Fab Feb - Fellowship

My first day of teaching
(probably the last photo of me with my natural hair colour)
❌Fitness
Free of alcohol
✅Fellowship with Friends
✅Fond (and not so fond) memories

In my mind, fellowship is an old-fashioned word for Youth Group. Yet, below that superficial meaning ingrained in me, is a deeper meaning that reflects the strong ties people have due to aligned goals and/or interests. Yes, I know there are other meanings and uses of fellowship, but not part of what I'm talking about today.

Fellowship describes the bonds I have with the people at lunch today. My first teaching job was at a Christian school where fellowship occurred in a structured way as part of our jobs but also naturally, due to our shared genuine care for young people and wanting to do the best in our jobs.

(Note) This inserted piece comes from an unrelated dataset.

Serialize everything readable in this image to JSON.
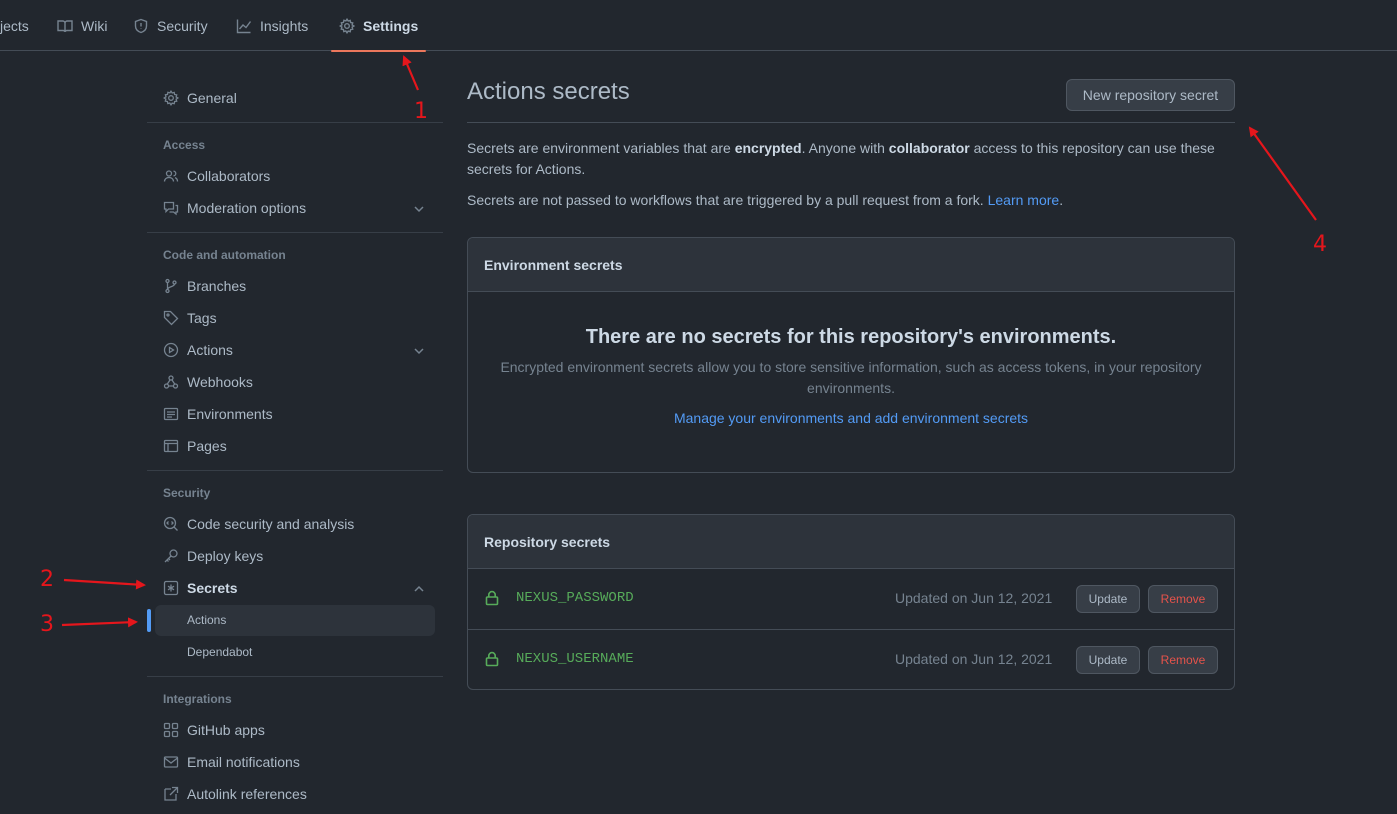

But more than that, it was because we were there for one another and supported each other. As time went on, there was an increasing gap between the yes-men at the top of the hierarchy and the rest of us, which was made tolerable through true fellowship.

When I was brand new, I remember every time Lisa passed by me she would ask how I was going and mean it. One day my response ended up with me in the photocopier room in the love and care of Lisa and Rose so I could have a mini meltdown (it was the only room available without a toilet where students' eyes couldn't peer in). 

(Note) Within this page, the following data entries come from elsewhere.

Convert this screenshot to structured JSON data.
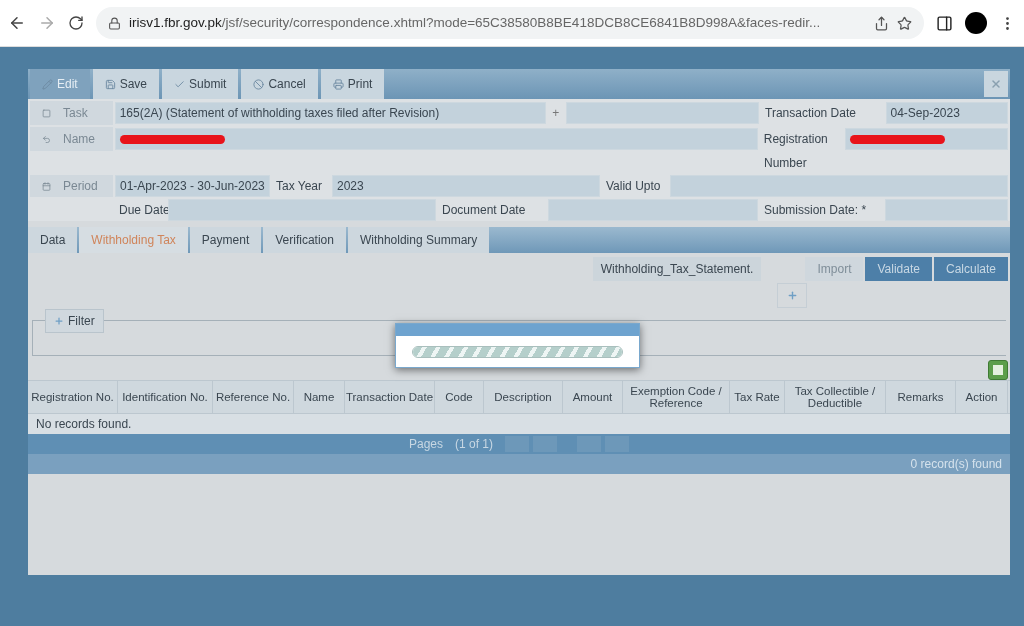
{
  "browser": {
    "url_host": "irisv1.fbr.gov.pk",
    "url_path": "/jsf/security/correspondence.xhtml?mode=65C38580B8BE418DCB8CE6841B8D998A&faces-redir..."
  },
  "toolbar": {
    "buttons": [
      {
        "label": "Edit",
        "kind": "edit",
        "disabled": true
      },
      {
        "label": "Save",
        "kind": "save",
        "disabled": false
      },
      {
        "label": "Submit",
        "kind": "submit",
        "disabled": false
      },
      {
        "label": "Cancel",
        "kind": "cancel",
        "disabled": false
      },
      {
        "label": "Print",
        "kind": "print",
        "disabled": false
      }
    ]
  },
  "form": {
    "task_label": "Task",
    "task_value": "165(2A) (Statement of withholding taxes filed after Revision)",
    "plus": "+",
    "transaction_date_label": "Transaction Date",
    "transaction_date": "04-Sep-2023",
    "name_label": "Name",
    "registration_label": "Registration",
    "registration_label_2": "Number",
    "period_label": "Period",
    "period_value": "01-Apr-2023 -  30-Jun-2023",
    "tax_year_label": "Tax Year",
    "tax_year": "2023",
    "valid_upto_label": "Valid Upto",
    "due_date_label": "Due Date",
    "document_date_label": "Document Date",
    "submission_date_label": "Submission Date: *"
  },
  "tabs": [
    {
      "label": "Data",
      "selected": false
    },
    {
      "label": "Withholding Tax",
      "selected": true
    },
    {
      "label": "Payment",
      "selected": false
    },
    {
      "label": "Verification",
      "selected": false
    },
    {
      "label": "Withholding Summary",
      "selected": false
    }
  ],
  "file_name": "Withholding_Tax_Statement.",
  "actions": [
    {
      "label": "Import",
      "disabled": true
    },
    {
      "label": "Validate",
      "disabled": false
    },
    {
      "label": "Calculate",
      "disabled": false
    }
  ],
  "filter_label": "Filter",
  "progress": {
    "level": 1
  },
  "table": {
    "columns": [
      "Registration No.",
      "Identification No.",
      "Reference No.",
      "Name",
      "Transaction Date",
      "Code",
      "Description",
      "Amount",
      "Exemption Code / Reference",
      "Tax Rate",
      "Tax Collectible / Deductible",
      "Remarks",
      "Action"
    ],
    "empty_message": "No records found."
  },
  "paginator": {
    "label": "Pages",
    "current": "(1 of 1)"
  },
  "record_count": "0 record(s) found"
}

I remember going back to the staffroom one afternoon, sitting in a slump and being supported by Jane. One day I was involved in a car accident on the way to work and her husband, who also worked at the school, helped me out with a "Don't worry, I'll take care of it" and I knew he would, and he did. It was a sad day when he left this world, a heart attack took this beautiful man with a huge heart. 

I remember two young male teachers in my first staffroom working their butts off to have camp ready for Year 9 and 10 by Week 7 of Term 1 and I swore I would never do that job and I never have. They were immensely encouraging and generous with their precious time. One of these young men has just started this year as Head of History at a highly prestigious school in Sydney and the other is a Principal at a school in the Hunter Valley. 

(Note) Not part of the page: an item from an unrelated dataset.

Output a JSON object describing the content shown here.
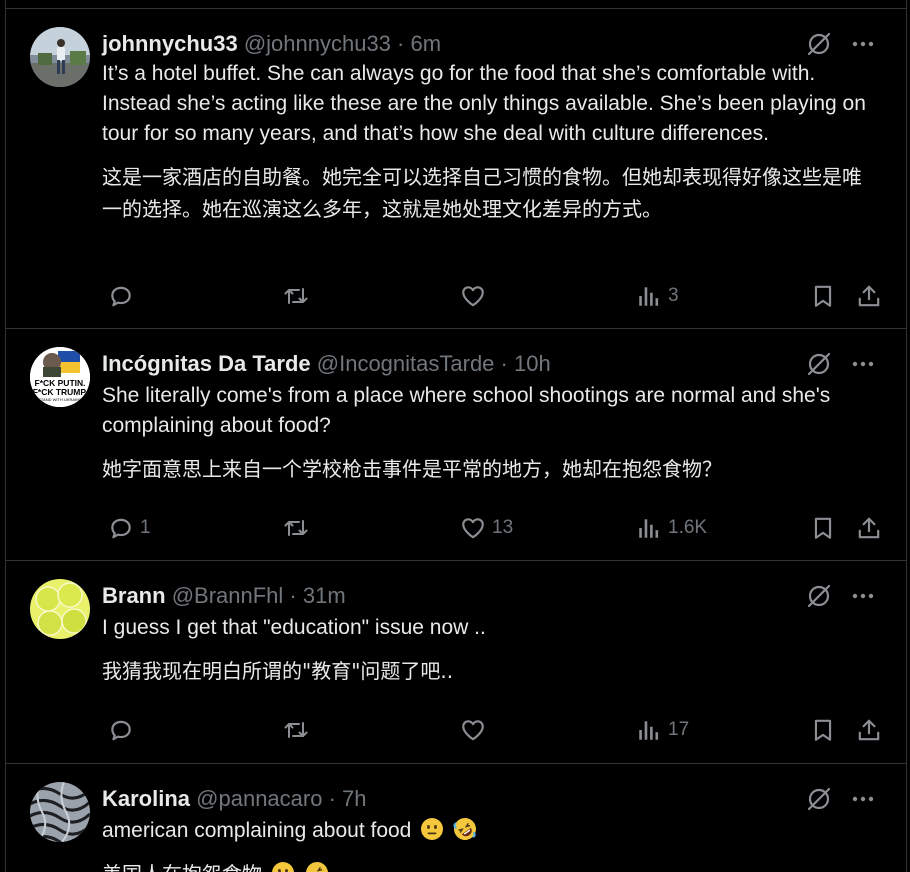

I remember a couple of years later sharing a small staffroom with Margaret and Janet. One day I received an email which felt like a slap in the face from a manager I had respected over a situation where I thought I had been doing all the right things and I burst into tears, sobbed actually. Margaret rang him up and gave him a piece of her mind and he came down to apologise for not thinking properly before sending the email. I remember Janet and I trying to support a younger teacher, new to the school, battle her way through trying times. I remember Anne counselling my children through their own difficult times as students in the school. 

I remember the female music teachers being maligned by leadership because they weren't as hip as their male electric guitar-playing counterpart, who was also a nice guy. It wasn't his fault. 

I remember sharing a room with Debbie at my first school camp as a teacher and helping me out of a dire situation by supplying me with Imodium. I've taken some to every school camp since. 

I also remember my first encounter with the person who was assigned as my mentor and her eccentricity freaking me out a little. Little did I know at the time, it was her way as an introvert of coping with the approaching onslaught of 100s of daily interactions with students and fellow teachers. She was soon dropped as my mentor because someone else naturally filled the role but not long after, a friendship started and has lasted to be one of my nearest and dearest friendships today, fifteen years later.

Nine of us gathered today, sharing food and history and an appreciation for the time we were colleagues together, coping with the increasingly difficult demands placed on us at that school. We can mostly laugh about it, now we have moved onto happier places, but we agreed we miss the fellowship that we had there and have yet to find to the same strength elsewhere.